India’s sterilization drives began as part of a national population control policy under Indira Gandhi in the 1970s and continue today on a state-by-state basis. David Whelan emphasizes just how creepy this is:
In India’s pursuit of the dream birth rate, human beings are reduced to whole numbers, children to fractions and fallopian tubes to mobile phones. It’s become a weird meta-game for states, where their total fertility rate (TFR) is calculated, aggregated, and ranked.
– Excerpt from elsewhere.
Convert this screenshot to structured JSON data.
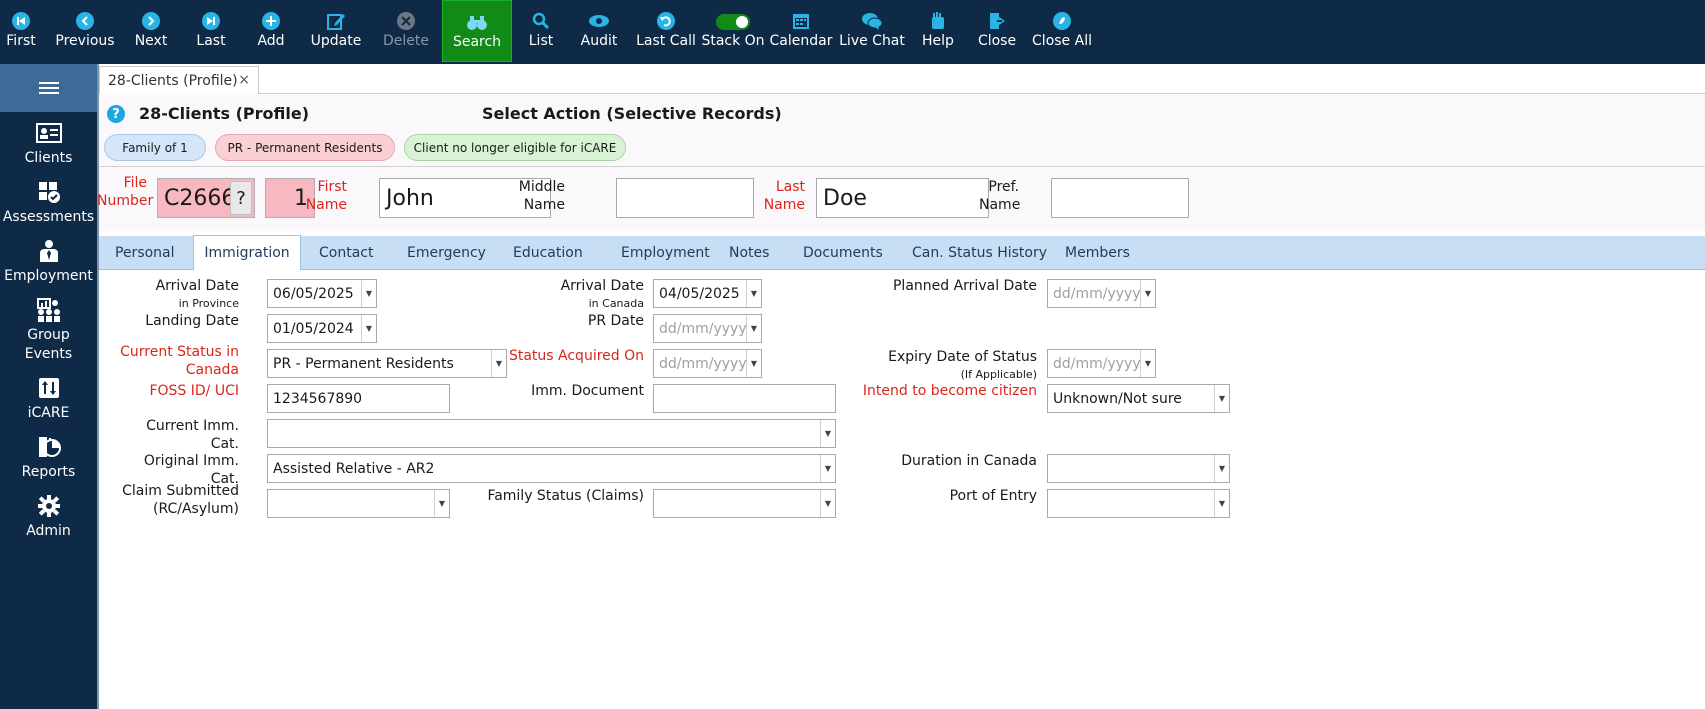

Rajasthan declared it would it would sterilize 1 percent of its population during 2011 in exchange for mobile phones and lottery tickets for cars, like the monstrous Santa Claus of eugenics.
Basic human rights go out the window. In 2012, a single surgeon, Dr. Rajendra Prasad, conducted 53 sterilizations in Bihar without the aid of, oh, such trifles as running water or sterilizing equipment. One woman was apparently three months pregnant and miscarried 19 days later. In Uttar Pradesh you can trade getting snipped for guns, which is perhaps the most cynical population control ever conceived: Prevent people from reproducing and assist them in killing each other. Give whoever came up with that one the fucking Nobel Peace Prize.
On top of the obvious moral issues at hand, Dhiraj Nayyar questions whether such programs are even effective:
In fact, India’s fertility rates have been declining sharply for reasons that have nothing to do with sterilization programs. In 1971, the Indian average was 5.1 children per woman. That figure declined to 4.5 in 1981 and 3.6 in 1991; it now stands at 2.4, just above the level (2.1) at which a population stabilizes. Over that period, there has been no marked increase in sterilization programs; the government has focused more on building awareness about family planning and disseminating contraception. What has changed, especially after economic liberalization in 1991, are the living standards, rates of urbanization and education levels of the population.
Filipa Ioannou touches on the class dimension of sterilization-based family planning programs, both in India and elsewhere in the developing world:
This sadly probably goes without saying, but: India’s sterilization initiatives are disproportionately pushed upon the relatively powerless rural poor. In 2012, 53 women were sterilized in a single two-hour period in the state of Bihar; the operations took place in a middle school without access to running water or sterilizing equipment. Bihar has the lowest per-capita income in India; as of the 2011 census, it also had the lowest literacy rate. In 2013, the state said it planned to open 13,000 sterilization camps—temporary field hospitals where procedures are performed en masse. And last year in West Bengal, the fifth poorest of India’s 29 states, more than 100 women were dumped unconscious in a field after a mass sterilization gone wrong at a hospital that could not accommodate their numbers. When questioned in parliament, health officials said that in the period from 2009 to 2012, the government paid compensation to families due to 568 sterilization-related deaths.